The former defensive liability at third base shifted across the diamond fulltime last season, and posted the best power numbers of his career (.540 slugging percentage and 28 homeruns) in his third full season in Triple-A, with the Nashville Sounds. Gamel, 26, hit .310/.372/.540. His total offensive production, as determined by Weighted Runs Created Plus, was 22% better than the Triple-A league average. And his defensive numbers, at least the less-than-advanced minor league totals available, were solid.
Is Gamel, a twice-named top 100 prospect by Baseball America, ready to contribute at the big league level, and in doing so help alleviate the loss of Prince Fielder?
In a word: yes. In several words: he will help alleviate the loss, but his contributions will fall short in the long term.
During his seven-year minor league career, Gamel’s hit .304/.376/.498, and over the past three-plus years in Triple-A he’s hit .301/.374/.512. His plate discipline isn’t spectacular, but he’s still managed to walk in over 8% of his plate appearances this past season while improving his strikeout rate to 14.8%. He’s always posted above-average or better power scores – his minor league career ISO is .194 – but excluding 2011he has never really shown the typical homerun numbers expected; last year marked the second time in his career that he’s topped 20 homeruns. Instead, he’s been a doubles machine, consistently wearing out outfield walls, averaging over 35 doubles for every 600 plate appearances throughout his minor league time. But remember: Gamel is now an older prospect, and because of that one with a limited ceiling.
So, what’s to be expected from Gamel in 2012?

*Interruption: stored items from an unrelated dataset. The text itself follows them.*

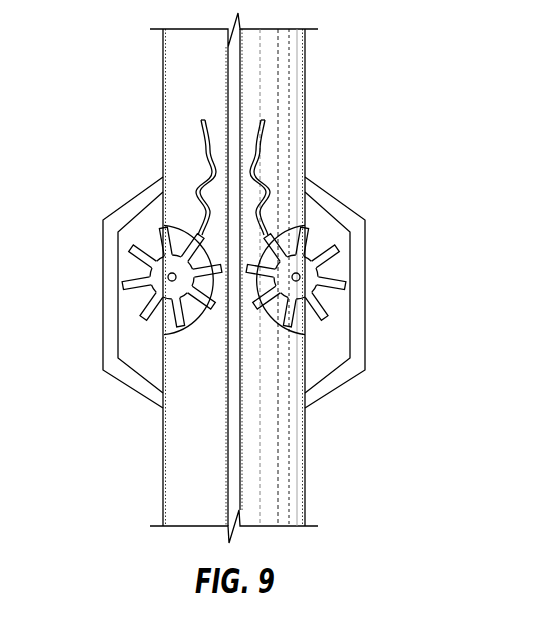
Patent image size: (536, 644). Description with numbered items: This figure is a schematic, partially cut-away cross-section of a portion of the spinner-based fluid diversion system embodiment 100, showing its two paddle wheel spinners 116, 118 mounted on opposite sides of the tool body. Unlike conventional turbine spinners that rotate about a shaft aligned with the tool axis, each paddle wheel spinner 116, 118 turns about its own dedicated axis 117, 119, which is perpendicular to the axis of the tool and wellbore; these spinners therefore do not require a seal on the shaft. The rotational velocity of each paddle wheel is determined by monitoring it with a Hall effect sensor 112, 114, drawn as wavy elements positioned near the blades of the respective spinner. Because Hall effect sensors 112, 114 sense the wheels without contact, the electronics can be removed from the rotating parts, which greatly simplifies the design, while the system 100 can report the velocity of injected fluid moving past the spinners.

The system embodiment 100 is at (335, 52).
The Hall effect sensor 112 is at (268, 220).
The Hall effect sensor 114 is at (195, 223).
The paddle wheel spinner 116 is at (327, 250).
The dedicated axis 117 is at (300, 277).
The paddle wheel spinner 118 is at (135, 285).
The dedicated axis 119 is at (168, 279).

Well, during his only extended Major League action, in 2009, he hit .244/.338/.422 in 148 plate appearances as a 23-year-old, and was worth about half-of-a-win. Those numbers seem repeatable enough, and should be considered the floor level of his potential considering his track record, with much more promise if he can maintain his strong peripheral rates.
Bill James predicts that Gamel will hit .282/.342/.476, while matching his strikeout and walk rates from last season. Overall, according to James’s offensive prediction, he would be worth about 2.5 wins next season, about a three win difference from Fielder’s production, quite a sizeable gap.
Look, the National League Central Division is filled with flawed teams: St. Louis lost Albert Pujols; Cincinnati’s pitching, even with the acquisition of Mat Latos, still has questions surrounding it; the Cubs are looking to rebuild; and both Houston and Pittsburgh won’t challenge this year. So the Brewers could sneak into the playoff picture next season – depending on the outcome of Braun’s potential suspension – but they will need Gamel to step, probably even more so than James is predicting, which seems highly unlikely. And don’t be surprised if his numbers are a lot closer to his 2009 totals than what James is forecasting.